Hank Bedford is an American writer and film director.

== Early life and education ==
Bedford graduated from Franklin High School in 1996 and from Middle Tennessee State University in 2001. While in college, he sold books door to door for the Southwestern Company. He fell in love with movies in 1982, after having seen E.T.

== Career ==
In 2006, he moved to Los Angeles to pursue a film career. Bedford quickly gained the reputation he needed to assist some of the most successful directors in Hollywood.

Early career positions included an internship with Scott Rudin Productions, on-set assistant to Scott Cooper, Tarsem Singh, and David O. Russell, In 2014, Bedford worked as an associate producer on Foxcatcher, directed by Bennett Miller.

He made his directorial debut in 2015, when his film, Dixieland, premiered at the Tribeca Film Festival. The film stars Riley Keough, Chris Zylka, Faith Hill, and Steve Earle, Spencer Lofranco, R.J. Mitte, and Brad Carter. Bennett Miller interviewed him for Vanity Fair about his decision to make the movie. The two reminisce about being on the set of Miller's Foxcatcher, how Bedford runs everywhere on set no matter how close he's going and his preference for wearing shorts no matter the weather.

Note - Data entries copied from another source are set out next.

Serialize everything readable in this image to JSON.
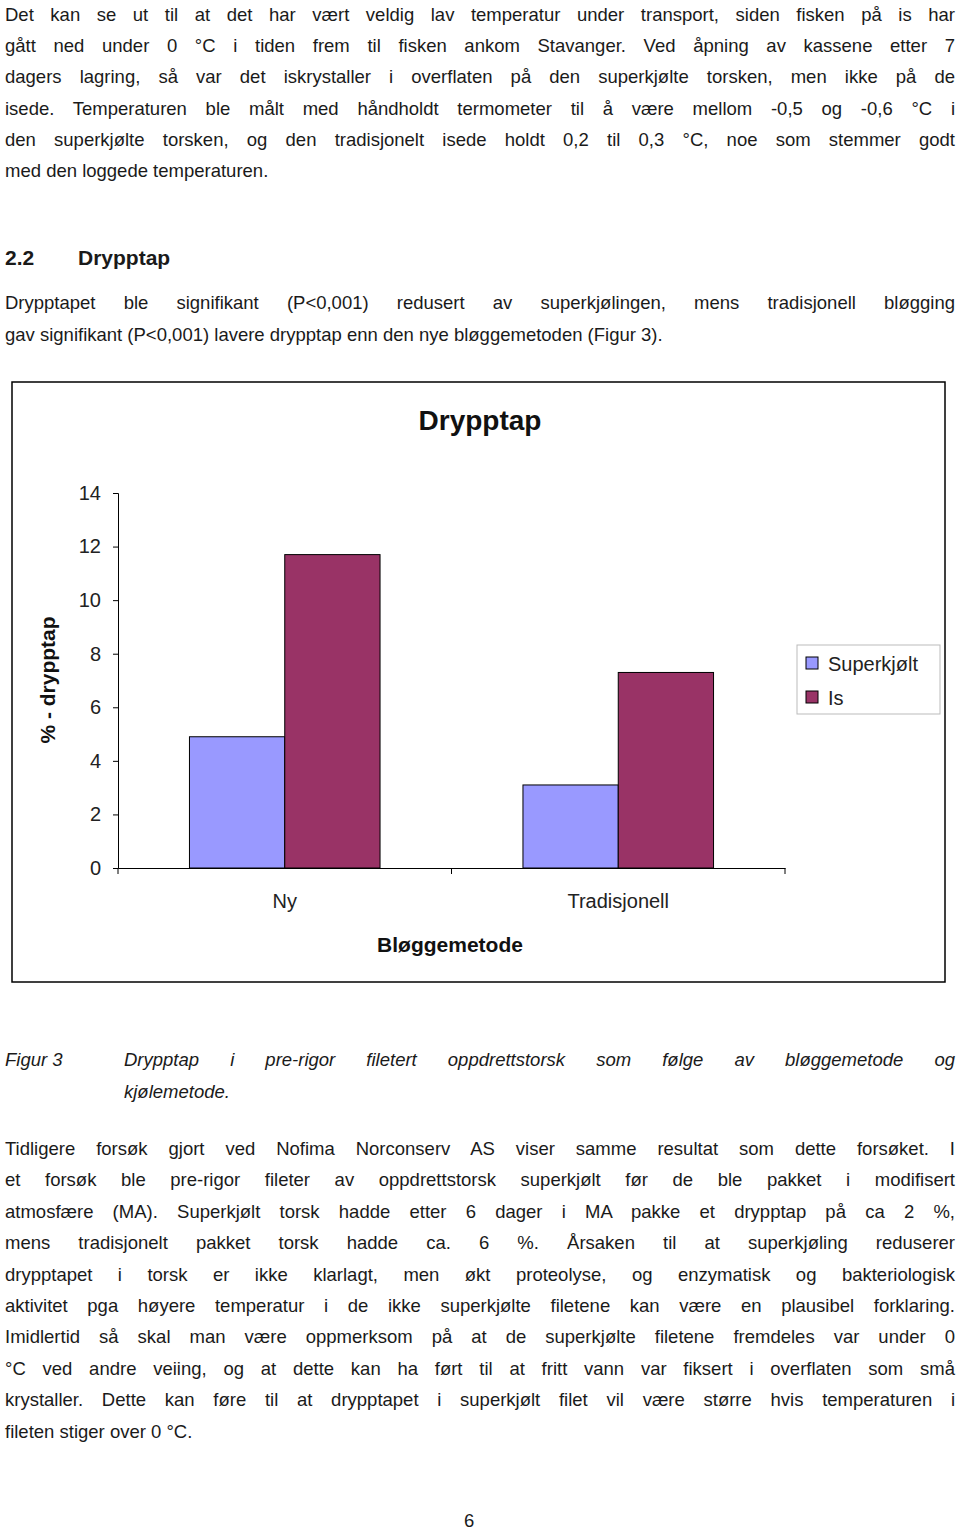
{
  "intro_paragraph": [
    "Det kan se ut til at det har vært veldig lav temperatur under transport, siden fisken på is har",
    "gått ned under 0 °C i tiden frem til fisken ankom Stavanger. Ved åpning av kassene etter 7",
    "dagers lagring, så var det iskrystaller i overflaten på den superkjølte torsken, men ikke på de",
    "isede. Temperaturen ble målt med håndholdt termometer til å være mellom -0,5 og -0,6 °C i",
    "den superkjølte torsken, og den tradisjonelt isede holdt 0,2 til 0,3 °C, noe som stemmer godt",
    "med den loggede temperaturen."
  ],
  "section": {
    "number": "2.2",
    "title": "Drypptap"
  },
  "section_paragraph": [
    "Drypptapet ble signifikant (P<0,001) redusert av superkjølingen, mens tradisjonell bløgging",
    "gav signifikant (P<0,001) lavere drypptap enn den nye bløggemetoden (Figur 3)."
  ],
  "chart_data": {
    "type": "bar",
    "title": "Drypptap",
    "x_label": "Bløggemetode",
    "y_label": "% - drypptap",
    "categories": [
      "Ny",
      "Tradisjonell"
    ],
    "series": [
      {
        "name": "Superkjølt",
        "color": "#9999ff",
        "values": [
          4.9,
          3.1
        ]
      },
      {
        "name": "Is",
        "color": "#993366",
        "values": [
          11.7,
          7.3
        ]
      }
    ],
    "ylim": [
      0,
      14
    ],
    "yticks": [
      0,
      2,
      4,
      6,
      8,
      10,
      12,
      14
    ],
    "grid": false,
    "legend": "right"
  },
  "figure_caption": {
    "label": "Figur 3",
    "lines": [
      "Drypptap i pre-rigor filetert oppdrettstorsk som følge av bløggemetode og",
      "kjølemetode."
    ]
  },
  "discussion_paragraph": [
    "Tidligere forsøk gjort ved Nofima Norconserv AS viser samme resultat som dette forsøket. I",
    "et forsøk ble pre-rigor fileter av oppdrettstorsk superkjølt før de ble pakket i modifisert",
    "atmosfære (MA).  Superkjølt torsk hadde etter 6 dager i MA pakke et drypptap på ca 2 %,",
    "mens tradisjonelt pakket torsk hadde ca. 6 %. Årsaken til at superkjøling reduserer",
    "drypptapet i torsk er ikke klarlagt, men økt proteolyse, og enzymatisk og bakteriologisk",
    "aktivitet pga høyere temperatur i de ikke superkjølte filetene kan være en plausibel forklaring.",
    "Imidlertid så skal man være oppmerksom på at de superkjølte filetene fremdeles var under 0",
    "°C ved andre veiing, og at dette kan ha ført til at fritt vann var fiksert i overflaten som små",
    "krystaller. Dette kan føre til at drypptapet i superkjølt filet vil være større hvis temperaturen i",
    "fileten stiger over 0 °C."
  ],
  "page_number": "6"
}
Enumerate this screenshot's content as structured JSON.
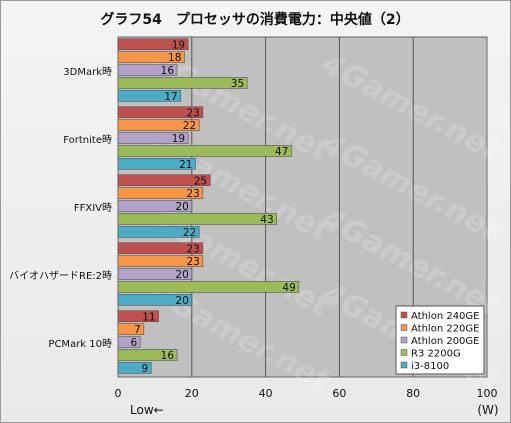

The idea to make Dixieland began during his time in college at MTSU. Bedford described the plot in an interview with Indiewire, it's "about a kid who gets out of jail, meets a beautiful girl who is in trouble and decides to help her the only way he knows how.” The movie is cut with interviews with local Mississippians that provide the viewer with a gritty view of real life in the South. Bedford credits William Eggleston's style of photography as his inspiration for the movie's color aesthetic. HIs use of gritty, real scenes with natural, low light, amped up with saturated pops of color give the film's cinematography an Eggleston-esque feel.

Dixieland was also honored at the Deauville American Film Fest in 2015.

The movie was purchased by IFC Films in late 2015.

Bedford's 2024 film, Eugene the Marine, was co-written with Cesare Gagliardoni and stars Scott Glenn, Annette O’Toole, Jim Gaffigan, and Shioli Kutsuna. The film opened the 32nd Oldenburg International Film Festival in September 2025 with its world premiere.

On April 27th it was announced that Letterboxd would release the film as one of four unreleased gems.

Eugene the Marine was released for digital rental on Letterboxd Video Store on April, 29th 2026.

On August 17, 2026 it was announced that Cineverse acquired domestic rights for Eugene the Marine with plans for a theatrical release in select cities in the fall.